Her answer was bleak, not glib. “I have to trust you. I don’t want to, honestly, because I’m scared. I’m in a trap.But I have to, I have to trust someone. So it’s you.”
“And the boy,” he said.
“We’ll see about that,” she said. “Don’t follow me and don’t try to protect me. I know you’ll want to, but don’t. Caligula …the man in the fanciful hat? He’ll …he will resent it. Find me an escape route.” She started to walk away, hesitated, then over her shoulder added, “Something near the beach, in Africa.”
Billy the Kid had spent the night after the massacre at the foster home where he had not been in the three weeks since joining BZRK. He could think of nowhere else to go, and he felt hollowed-out and stretched very, very thin.
The man in the foster home, Daddy Tom as he liked to be called, let him in without a word and said nothing as Billy trudged wearily to the bedroom he shared with a boy named Marshall.
Daddy Tom smirked as Billy came in, but to Billy’s relief he didn’t insist on seeing what was in the bag.

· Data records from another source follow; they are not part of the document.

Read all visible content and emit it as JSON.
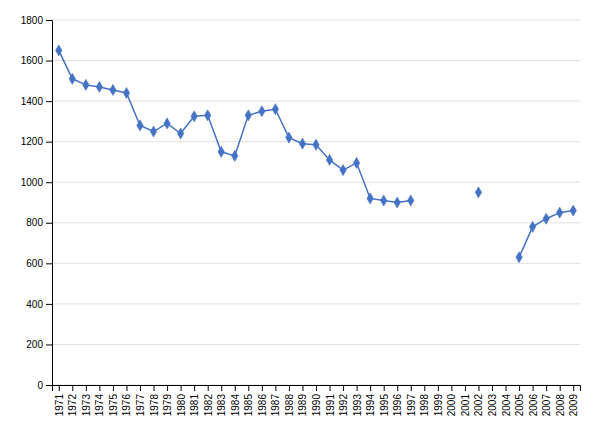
{
  "chart_data": {
    "type": "line",
    "x": [
      1971,
      1972,
      1973,
      1974,
      1975,
      1976,
      1977,
      1978,
      1979,
      1980,
      1981,
      1982,
      1983,
      1984,
      1985,
      1986,
      1987,
      1988,
      1989,
      1990,
      1991,
      1992,
      1993,
      1994,
      1995,
      1996,
      1997,
      1998,
      1999,
      2000,
      2001,
      2002,
      2003,
      2004,
      2005,
      2006,
      2007,
      2008,
      2009
    ],
    "values": [
      1650,
      1510,
      1480,
      1470,
      1455,
      1440,
      1280,
      1250,
      1290,
      1240,
      1325,
      1330,
      1150,
      1130,
      1330,
      1350,
      1360,
      1220,
      1190,
      1185,
      1110,
      1060,
      1095,
      920,
      910,
      900,
      910,
      null,
      null,
      null,
      null,
      950,
      null,
      null,
      630,
      780,
      820,
      850,
      860
    ],
    "color": "#4472C4",
    "marker": "diamond",
    "xlim": [
      1970.5,
      2009.5
    ],
    "xticks": [
      1971,
      1972,
      1973,
      1974,
      1975,
      1976,
      1977,
      1978,
      1979,
      1980,
      1981,
      1982,
      1983,
      1984,
      1985,
      1986,
      1987,
      1988,
      1989,
      1990,
      1991,
      1992,
      1993,
      1994,
      1995,
      1996,
      1997,
      1998,
      1999,
      2000,
      2001,
      2002,
      2003,
      2004,
      2005,
      2006,
      2007,
      2008,
      2009
    ],
    "ylim": [
      0,
      1800
    ],
    "yticks": [
      0,
      200,
      400,
      600,
      800,
      1000,
      1200,
      1400,
      1600,
      1800
    ],
    "grid": true
  }
}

In the morning an only-slightlyrested Billy walked out onto cold streets beneath threatening clouds.
He needed to think, and he needed to figure things out. Everyone from BZRK Washington was dead. They hadn’t really liked him anyway, and the feeling was mutual. The Washington BZRKers kept telling him they’d let him play the game, but they never did. He heard about biots, he knew what they were, they’d let him see some very weird video. But they had not given him a biot.